Fowles lays out his argument as a mix of personal anecdote, observation, history lesson and analysis. In 91 pages he manages to cover: the history of science, civilization, religion and how each relates to the way we perceive nature; recollections of his childhood both in pre-world war two suburban London and as a evacuee from the bombing of the city during the war in Devon and how the contrast between the two worlds shaped his view of nature; the difficulties inherent in trying to bring nature to life with the written word and the interconnection between artistic creation and nature. This is not a book to be picked up casually and read while trying to do anything else as the thoughts expressed need to be given careful consideration and can’t be simply skimmed over if one is to gain anything from reading it. In fact a reader is best served by putting the book down periodically and walking away from it for a while to give themselves time to consider each section before moving on.
That being said, the rewards gleaned from reading The Tree are worth the effort. Never before have I read such a passionate, yet intellectually sound argument made in defence of the natural world. Instead of launching the usual sentimental appeal for our attention though descriptions of beauty and cuteness, he has crafted something that forces us to confront the myths we have created about nature through so called reason and religion.
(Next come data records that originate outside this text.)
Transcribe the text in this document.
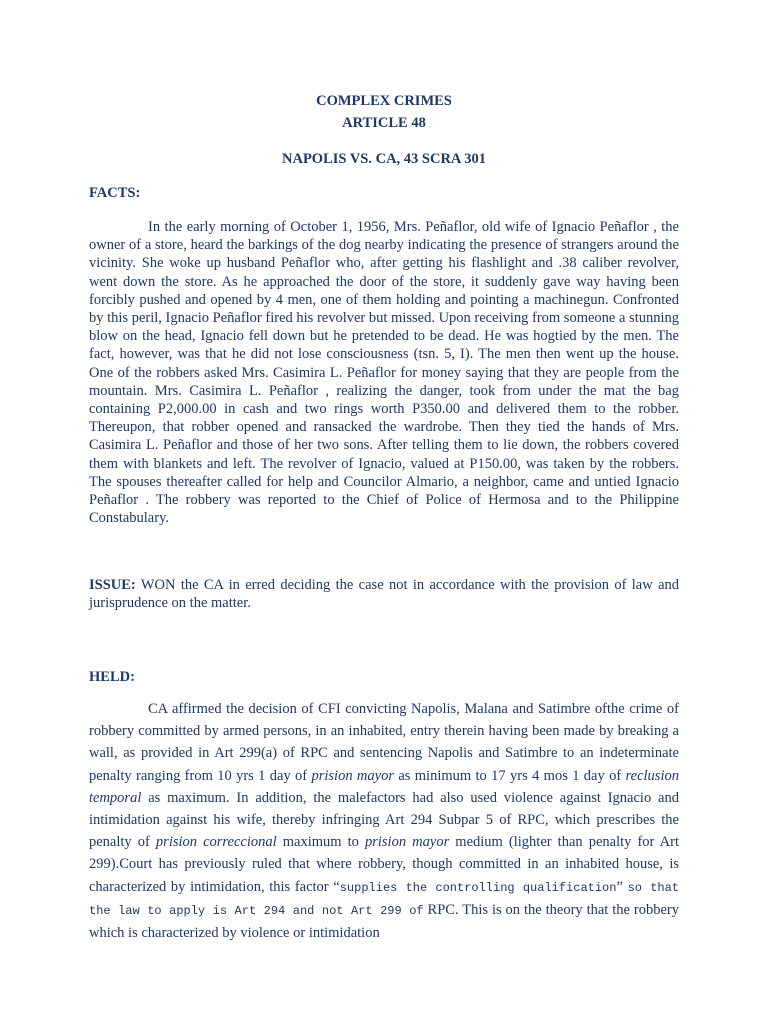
COMPLEX CRIMES
ARTICLE 48
NAPOLIS VS. CA, 43 SCRA 301
FACTS:
In the early morning of October 1, 1956, Mrs. Peñaflor, old wife of Ignacio Peñaflor , the owner of a store, heard the barkings of the dog nearby indicating the presence of strangers around the vicinity. She woke up husband Peñaflor who, after getting his flashlight and .38 caliber revolver, went down the store. As he approached the door of the store, it suddenly gave way having been forcibly pushed and opened by 4 men, one of them holding and pointing a machinegun. Confronted by this peril, Ignacio Peñaflor fired his revolver but missed. Upon receiving from someone a stunning blow on the head, Ignacio fell down but he pretended to be dead. He was hogtied by the men. The fact, however, was that he did not lose consciousness (tsn. 5, I). The men then went up the house. One of the robbers asked Mrs. Casimira L. Peñaflor for money saying that they are people from the mountain. Mrs. Casimira L. Peñaflor , realizing the danger, took from under the mat the bag containing P2,000.00 in cash and two rings worth P350.00 and delivered them to the robber. Thereupon, that robber opened and ransacked the wardrobe. Then they tied the hands of Mrs. Casimira L. Peñaflor and those of her two sons. After telling them to lie down, the robbers covered them with blankets and left. The revolver of Ignacio, valued at P150.00, was taken by the robbers. The spouses thereafter called for help and Councilor Almario, a neighbor, came and untied Ignacio Peñaflor . The robbery was reported to the Chief of Police of Hermosa and to the Philippine Constabulary.
ISSUE: WON the CA in erred deciding the case not in accordance with the provision of law and jurisprudence on the matter.
HELD:
CA affirmed the decision of CFI convicting Napolis, Malana and Satimbre ofthe crime of robbery committed by armed persons, in an inhabited, entry therein having been made by breaking a wall, as provided in Art 299(a) of RPC and sentencing Napolis and Satimbre to an indeterminate penalty ranging from 10 yrs 1 day of prision mayor as minimum to 17 yrs 4 mos 1 day of reclusion temporal as maximum. In addition, the malefactors had also used violence against Ignacio and intimidation against his wife, thereby infringing Art 294 Subpar 5 of RPC, which prescribes the penalty of prision correccional maximum to prision mayor medium (lighter than penalty for Art 299).Court has previously ruled that where robbery, though committed in an inhabited house, is characterized by intimidation, this factor “supplies the controlling qualification” so that the law to apply is Art 294 and not Art 299 of RPC. This is on the theory that the robbery which is characterized by violence or intimidation
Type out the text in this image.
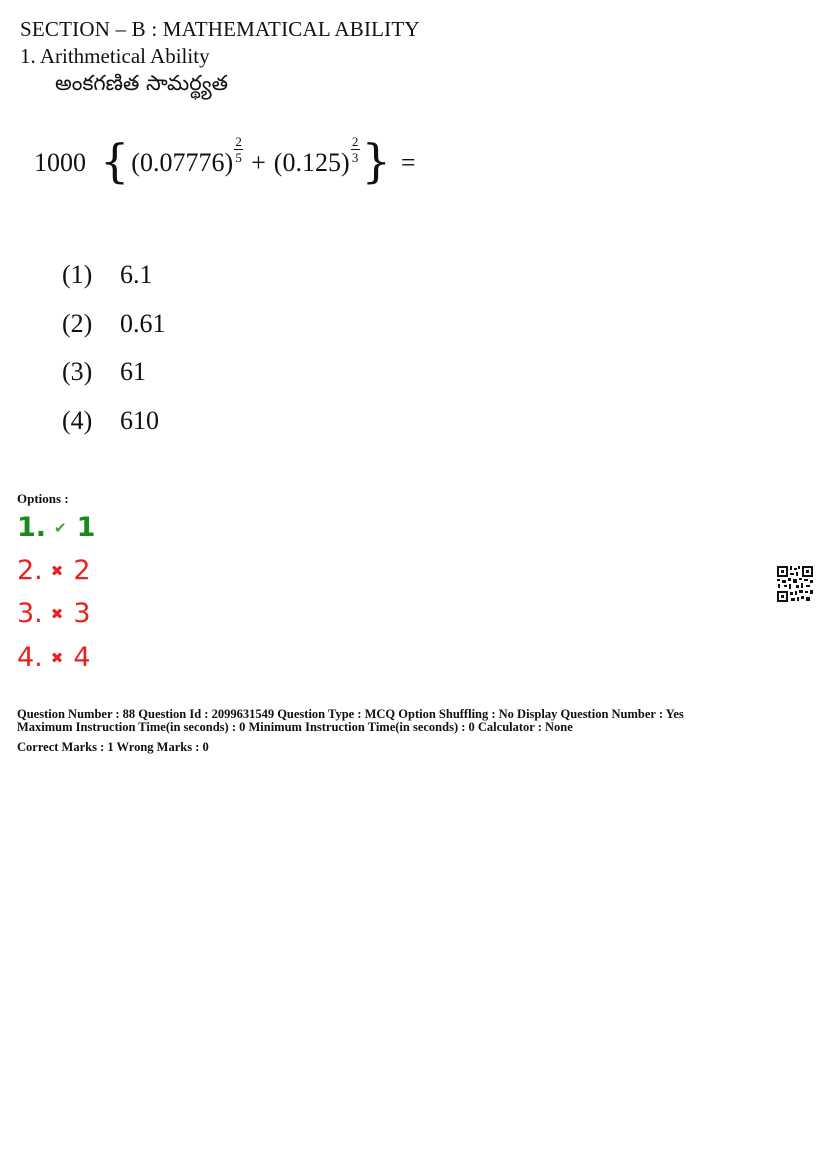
SECTION – B : MATHEMATICAL ABILITY
1. Arithmetical Ability
అంకగణిత సామర్థ్యత
1000 { $(0.07776) \frac{2}{5} + (0.125) \frac{2}{3}$ } =
(1)	6.1
(2)	0.61
(3)	61
(4)	610
Options :
1. ✔ 1
2. ✖ 2
3. ✖ 3
4. ✖ 4
Question Number : 88 Question Id : 2099631549 Question Type : MCQ Option Shuffling : No Display Question Number : Yes
Maximum Instruction Time(in seconds) : 0 Minimum Instruction Time(in seconds) : 0 Calculator : None
Correct Marks : 1 Wrong Marks : 0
He shows us how each have purposely, and inadvertently, caused our alienation from the natural world while through his own experiences attempts to communicate what we have missed because of it.While he freely admits that the printed word is woefully inadequate for describing the effect of nature on us, through his efforts he manages to impart enough of the wonder he feels at visiting certain places in England for us to begin to understand what we risk losing with the destruction of truly wild places.
Nature is awkward, ugly, uncomfortable, and doesn’t do what we want it to do. For most of our civilized existence humankind has attempted, through various means, to control it. However one only has to look at events of the past decade in both North America and the South Pacific – the tsunami that wrecked havoc in Indonesia and the devastating results of Hurricane Katrina upon New Orleans – to see how fruitless those attempts have been. Even worse, according to Fowles, is how we are depriving ourselves of an essential part of the experience of being alive on this planet through our desire there be a place for everything and everything to be in its place.
There are authors who can write hundreds of pages and say nothing at all. In the 91 pages of The Tree the late John Fowles says more about our relationship with nature than any other author I’ve ever read. Republished in honour of its 30th anniversary, this book will open your eyes to the world around you and hopefully have you looking at the next tree or forest you pass in an entirely new light. Or, even better, to not pass it, but sit down and spend some time with it.